October 24, 2012 02:10 pm | Updated 02:10 pm IST - Washington

Scientists have developed the most challenging astronomical mirror - ten times more powerful than any other ever made - for a giant telescope to explore the outer space and early universe.

Researchers at the Steward Observatory Mirror Laboratory, University of Arizona and in California, working underneath a football stadium have been polishing an 8.4-meter diameter mirror with an unusual, highly asymmetric shape.

By the standards used by optical scientists, the “degree of difficulty” for this mirror is 10 times that of any previous large telescope mirror.

The mirror surface matches the desired prescription to a precision of 19 nanometres - so smooth that if it were the size of the continental US, the highest mountains would be little more than a half-inch high.

This mirror, and six more like it, will form the heart of the 25-meter Giant Magellan Telescope, providing more than 380 square meters, or 4,000 square feet, of light-collecting area.

The Giant Magellan Telescope will lead a next generation of giant telescopes that will explore planets around other stars and the formation of stars, galaxies and black holes in the early universe.

The Telescope will be located on a remote mountaintop in the Chilean Andes where the skies are clear and dark, far from any sources of light pollution.

It is slated to begin operations late in the decade, will allow astronomers and students across the US and from around the world to address critical questions in cosmology, astrophysics and planetary science.

The mirror was cast from 20 tons of glass, melted in a rotating furnace until it flowed into a honeycomb mold.

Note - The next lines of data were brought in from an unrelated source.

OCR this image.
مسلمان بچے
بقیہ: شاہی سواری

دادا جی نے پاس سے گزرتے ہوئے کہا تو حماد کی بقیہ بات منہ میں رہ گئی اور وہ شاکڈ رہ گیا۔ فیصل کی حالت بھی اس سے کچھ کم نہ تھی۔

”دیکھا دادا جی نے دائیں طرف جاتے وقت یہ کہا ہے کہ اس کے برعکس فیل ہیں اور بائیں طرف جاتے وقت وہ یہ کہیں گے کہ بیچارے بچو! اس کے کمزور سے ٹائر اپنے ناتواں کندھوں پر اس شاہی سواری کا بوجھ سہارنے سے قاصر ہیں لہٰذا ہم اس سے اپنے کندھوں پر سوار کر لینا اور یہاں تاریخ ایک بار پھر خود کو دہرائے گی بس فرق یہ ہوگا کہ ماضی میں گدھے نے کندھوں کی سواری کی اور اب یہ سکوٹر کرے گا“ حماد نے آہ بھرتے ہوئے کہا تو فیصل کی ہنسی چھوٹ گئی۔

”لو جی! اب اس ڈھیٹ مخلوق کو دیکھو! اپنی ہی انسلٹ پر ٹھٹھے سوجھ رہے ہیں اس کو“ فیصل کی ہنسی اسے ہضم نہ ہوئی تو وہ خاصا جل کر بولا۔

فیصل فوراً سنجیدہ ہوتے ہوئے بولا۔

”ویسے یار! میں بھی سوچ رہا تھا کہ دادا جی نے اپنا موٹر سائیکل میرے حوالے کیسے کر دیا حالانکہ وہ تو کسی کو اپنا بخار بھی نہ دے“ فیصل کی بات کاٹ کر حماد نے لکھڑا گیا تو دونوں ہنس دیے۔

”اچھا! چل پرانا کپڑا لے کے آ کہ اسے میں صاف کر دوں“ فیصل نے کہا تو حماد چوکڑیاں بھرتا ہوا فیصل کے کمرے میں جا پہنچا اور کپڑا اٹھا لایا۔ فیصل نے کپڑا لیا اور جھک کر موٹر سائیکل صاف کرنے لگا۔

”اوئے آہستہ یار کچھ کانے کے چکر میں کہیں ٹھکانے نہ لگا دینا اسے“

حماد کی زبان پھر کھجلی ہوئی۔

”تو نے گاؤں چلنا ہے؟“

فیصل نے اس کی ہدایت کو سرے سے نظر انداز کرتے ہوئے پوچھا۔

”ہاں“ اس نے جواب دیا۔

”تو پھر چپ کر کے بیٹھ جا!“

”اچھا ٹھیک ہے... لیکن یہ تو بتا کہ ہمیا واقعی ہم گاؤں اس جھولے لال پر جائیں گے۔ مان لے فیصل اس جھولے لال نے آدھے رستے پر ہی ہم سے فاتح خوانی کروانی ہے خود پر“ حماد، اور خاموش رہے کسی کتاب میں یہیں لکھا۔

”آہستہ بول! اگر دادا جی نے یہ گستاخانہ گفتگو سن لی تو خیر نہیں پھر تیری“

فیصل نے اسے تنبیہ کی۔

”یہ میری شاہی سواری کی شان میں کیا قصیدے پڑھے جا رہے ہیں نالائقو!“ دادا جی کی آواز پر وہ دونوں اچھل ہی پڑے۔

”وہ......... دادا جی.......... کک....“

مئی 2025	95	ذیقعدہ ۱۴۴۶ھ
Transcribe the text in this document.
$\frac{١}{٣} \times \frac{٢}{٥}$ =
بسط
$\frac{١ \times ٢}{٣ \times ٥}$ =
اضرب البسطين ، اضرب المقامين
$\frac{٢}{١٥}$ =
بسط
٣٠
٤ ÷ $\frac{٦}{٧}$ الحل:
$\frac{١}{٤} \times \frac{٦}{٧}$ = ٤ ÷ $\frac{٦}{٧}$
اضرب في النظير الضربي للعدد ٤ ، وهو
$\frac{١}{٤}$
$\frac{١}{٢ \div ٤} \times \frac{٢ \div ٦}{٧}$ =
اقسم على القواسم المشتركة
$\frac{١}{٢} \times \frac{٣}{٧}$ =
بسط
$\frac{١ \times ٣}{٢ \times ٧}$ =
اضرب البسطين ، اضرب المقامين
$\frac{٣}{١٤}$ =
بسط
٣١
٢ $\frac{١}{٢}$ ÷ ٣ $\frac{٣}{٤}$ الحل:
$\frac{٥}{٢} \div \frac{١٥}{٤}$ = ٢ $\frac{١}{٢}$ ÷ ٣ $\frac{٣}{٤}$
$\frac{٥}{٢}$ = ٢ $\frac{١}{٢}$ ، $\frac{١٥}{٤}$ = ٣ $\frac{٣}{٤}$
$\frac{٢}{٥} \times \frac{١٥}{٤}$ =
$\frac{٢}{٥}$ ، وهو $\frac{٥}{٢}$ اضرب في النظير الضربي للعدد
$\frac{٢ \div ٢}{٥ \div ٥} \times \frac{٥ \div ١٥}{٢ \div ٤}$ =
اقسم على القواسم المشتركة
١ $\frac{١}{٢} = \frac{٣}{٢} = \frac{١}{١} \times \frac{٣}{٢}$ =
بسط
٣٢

The mirror has an unconventional shape because it is part of what ultimately will be a single 25-meter optical surface composed of seven circular segments, each 8.4 meters in diameter.

“We need to be certain the off-axis shape of this mirror, as well as the other six that will be made for GMT, is precisely right, to an accuracy of 1/20 of a wavelength of light,” said Buddy Martin, polishing scientist at the Lab.

“Only then will the seven large mirrors form a single, exquisitely sharp image when they all come together in the telescope in Chile. We have now demonstrated that we can fabricate the mirrors to the required accuracy for the telescope to work as designed,” Mr Martin said in a statement.

The second of seven mirrors for the GMT was cast at the mirror lab in January of this year, the third will be cast in August 2013.